Last fish of the session:
We left the fishery around 9.30pm with all three of us having different fortunes but as is the way when fishing commercials of an evening you never know who has fished your swim in the day and how much bait was put in, both these factors I am sure have a great effect on your success come the evening time.
Sunday 31st July
Today saw both me and my uncle back on the banks of the River Dee my uncles plan was to pole fish the slack into a deep hole in the edge while my plan was to wait it out for bigger fish on the feeder. We arrived under the cover of darkness just as the light blue glow of the new day was appearing in the distance, as we approached our chosen swim we were surrounded by colony of bats skimming the surface of the water as they greedily hunted for a last gasp meal before the impending daylight forced them back into hiding for another day.
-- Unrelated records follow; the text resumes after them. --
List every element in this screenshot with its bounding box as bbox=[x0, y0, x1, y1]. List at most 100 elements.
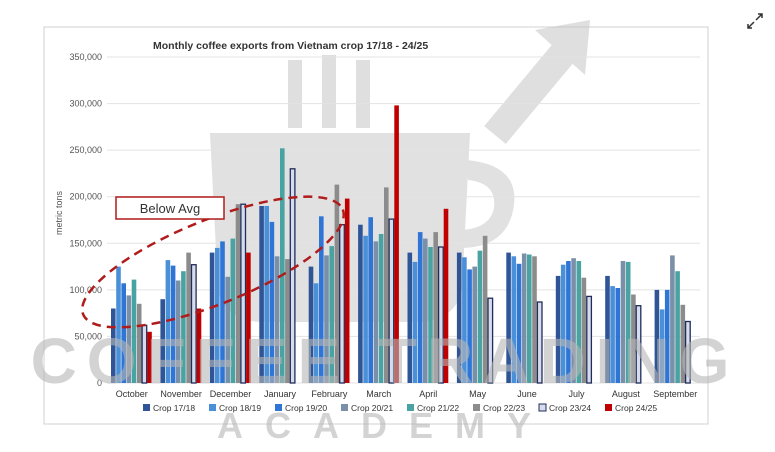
x-category-label: October bbox=[116, 389, 148, 399]
bar bbox=[196, 308, 202, 383]
legend-swatch bbox=[275, 404, 282, 411]
annotation-text: Below Avg bbox=[140, 201, 200, 216]
x-category-label: January bbox=[264, 389, 297, 399]
bar bbox=[555, 275, 561, 383]
bar bbox=[373, 241, 379, 383]
bar bbox=[116, 266, 121, 383]
bar bbox=[388, 218, 395, 384]
legend-label: Crop 24/25 bbox=[615, 403, 657, 413]
bar bbox=[319, 216, 324, 383]
bar bbox=[472, 266, 477, 383]
bar bbox=[536, 301, 543, 384]
y-tick-label: 150,000 bbox=[69, 238, 102, 248]
bar bbox=[170, 265, 176, 383]
x-category-label: August bbox=[612, 389, 641, 399]
bar bbox=[462, 257, 467, 383]
bar bbox=[625, 261, 631, 383]
bar bbox=[412, 261, 418, 383]
legend-swatch bbox=[209, 404, 216, 411]
bar bbox=[329, 246, 334, 383]
legend-label: Crop 18/19 bbox=[219, 403, 261, 413]
legend: Crop 17/18 Crop 18/19 Crop 19/20 Crop 20/21… bbox=[143, 403, 657, 413]
bar bbox=[259, 206, 264, 383]
x-category-label: November bbox=[160, 389, 202, 399]
bar bbox=[443, 208, 449, 383]
bar bbox=[308, 266, 314, 383]
y-axis-ticks: 0 50,000 100,000 150,000 200,000 250,000 300,0… bbox=[69, 52, 102, 388]
bar bbox=[456, 252, 462, 383]
x-category-label: July bbox=[568, 389, 585, 399]
below-avg-ellipse bbox=[80, 195, 346, 329]
bar-layer bbox=[111, 105, 691, 384]
bar bbox=[147, 331, 152, 383]
bar bbox=[131, 279, 137, 383]
bar bbox=[566, 261, 571, 383]
bar bbox=[571, 258, 576, 383]
bar bbox=[209, 252, 215, 383]
bar bbox=[670, 255, 675, 383]
y-tick-label: 300,000 bbox=[69, 99, 102, 109]
watermark-line1: COFFEE TRADING bbox=[31, 325, 740, 397]
y-axis-label: metric tons bbox=[54, 190, 64, 235]
bar bbox=[394, 105, 399, 384]
legend-swatch bbox=[341, 404, 348, 411]
legend-swatch bbox=[538, 403, 547, 412]
bar bbox=[684, 320, 691, 384]
bar bbox=[285, 259, 290, 383]
bar bbox=[527, 254, 532, 383]
chart-title: Monthly coffee exports from Vietnam crop… bbox=[153, 40, 428, 52]
x-category-label: February bbox=[311, 389, 348, 399]
bar bbox=[289, 168, 296, 384]
legend-label: Crop 19/20 bbox=[285, 403, 327, 413]
bar bbox=[384, 187, 389, 383]
bar bbox=[631, 294, 636, 383]
bar bbox=[610, 286, 615, 383]
bar bbox=[220, 241, 225, 383]
bar bbox=[280, 148, 285, 383]
bar bbox=[190, 264, 197, 384]
bar bbox=[313, 283, 319, 383]
x-axis-categories: October November December January February Ma… bbox=[116, 389, 698, 399]
bar bbox=[487, 297, 494, 384]
x-category-label: September bbox=[653, 389, 697, 399]
legend-label: Crop 21/22 bbox=[417, 403, 459, 413]
bar bbox=[521, 253, 527, 383]
y-tick-label: 50,000 bbox=[74, 331, 102, 341]
bar bbox=[181, 271, 186, 383]
y-tick-label: 350,000 bbox=[69, 52, 102, 62]
x-category-label: March bbox=[366, 389, 391, 399]
bar bbox=[215, 247, 220, 383]
x-category-label: June bbox=[517, 389, 537, 399]
bar bbox=[581, 277, 587, 383]
bar bbox=[324, 255, 329, 383]
expand-diagonal-icon[interactable] bbox=[744, 10, 766, 32]
bar bbox=[428, 247, 433, 383]
bar bbox=[615, 288, 621, 383]
bar bbox=[664, 289, 670, 383]
bar bbox=[659, 309, 665, 383]
bar bbox=[358, 224, 363, 383]
bar bbox=[363, 235, 368, 383]
y-tick-label: 200,000 bbox=[69, 192, 102, 202]
bar bbox=[417, 232, 423, 383]
legend-swatch bbox=[473, 404, 480, 411]
bar bbox=[160, 299, 165, 383]
legend-swatch bbox=[605, 404, 612, 411]
bar bbox=[423, 238, 428, 383]
bar bbox=[477, 250, 483, 383]
legend-swatch bbox=[407, 404, 414, 411]
bar bbox=[620, 261, 626, 383]
legend-label: Crop 23/24 bbox=[549, 403, 591, 413]
bar bbox=[576, 261, 582, 383]
bar bbox=[334, 184, 340, 383]
bar bbox=[635, 305, 642, 384]
legend-label: Crop 20/21 bbox=[351, 403, 393, 413]
legend-label: Crop 17/18 bbox=[153, 403, 195, 413]
bar bbox=[506, 252, 511, 383]
bar bbox=[126, 295, 132, 383]
x-category-label: December bbox=[210, 389, 252, 399]
bar bbox=[235, 204, 241, 383]
bar bbox=[111, 308, 116, 383]
bar bbox=[378, 234, 384, 383]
Since I have purchased my new holdall I can now leave my feeder rod set up ready to go, so it wasn't long before I was using the little light that was in the sky to see the tip of my rod.
There was a few large knocks on the tip but nothing worth striking at and the only excitement of the morning from my swims point of view came as the group of local swans made their way upstream. I said a while back that I would follow their progress as much as possible and unfortunately looking at the video it seems like a few of the cygnets have not made it this far with only two surviving.
The fishing was very poor to be honest and I was facing a big fat blank straight in the face as I still hadn't had a bite at 10.30am while my uncle was just getting a few decent roach on caster but they were few and far between.
What followed still amazes me as i write this now, my uncle was bringing in a roach approaching a pound when a jack pike shot out from no where a started attacking the roach, chasing it around the swim. The roach survived with only slight cuts to its back but the pike decided he was still hungry and was lying at the base of the keep net eyeing up another potential meal.
I quickly set up a pike rig and hooked on a small gudgeon, no sooner had it hit the water the pike was onto it and making its way back under the raft or debris to the left of the swim, I struck and the fish was on and boy was he an angry little fellow, tail walking and doing his best to throw the hooks. Not long later and he was on the mat having his picture taken I estimated him to weigh around 3lb,
To enable my uncle to start catching again I put the fish back away from the swim please excuse the music but this song was in my head the whole morning while this was unfolding.
I walked back to sit with my uncle for a minute and have a brew when my uncle, now in a pike free swim got a bite and as he was bringing the fish in, Bang!! the fish was gone and the line was cut clean, not another pike!!. Luckily the previous gudgeon we had used was till usable as bait and back in it went and straight away and other jack pike was on.
The two pike where two separate fish with the first being slightly larger than the second but to catch two in such quick succession shows why your swim on the river can go very quiet very quickly. After all the commotion of these two pike in the swim the fishing never really recovered and we called it a day at noon.
This coming week I hope to spend an evening on the commercial with my new pole and hopefully next weekend try and get onto a new river or new venue.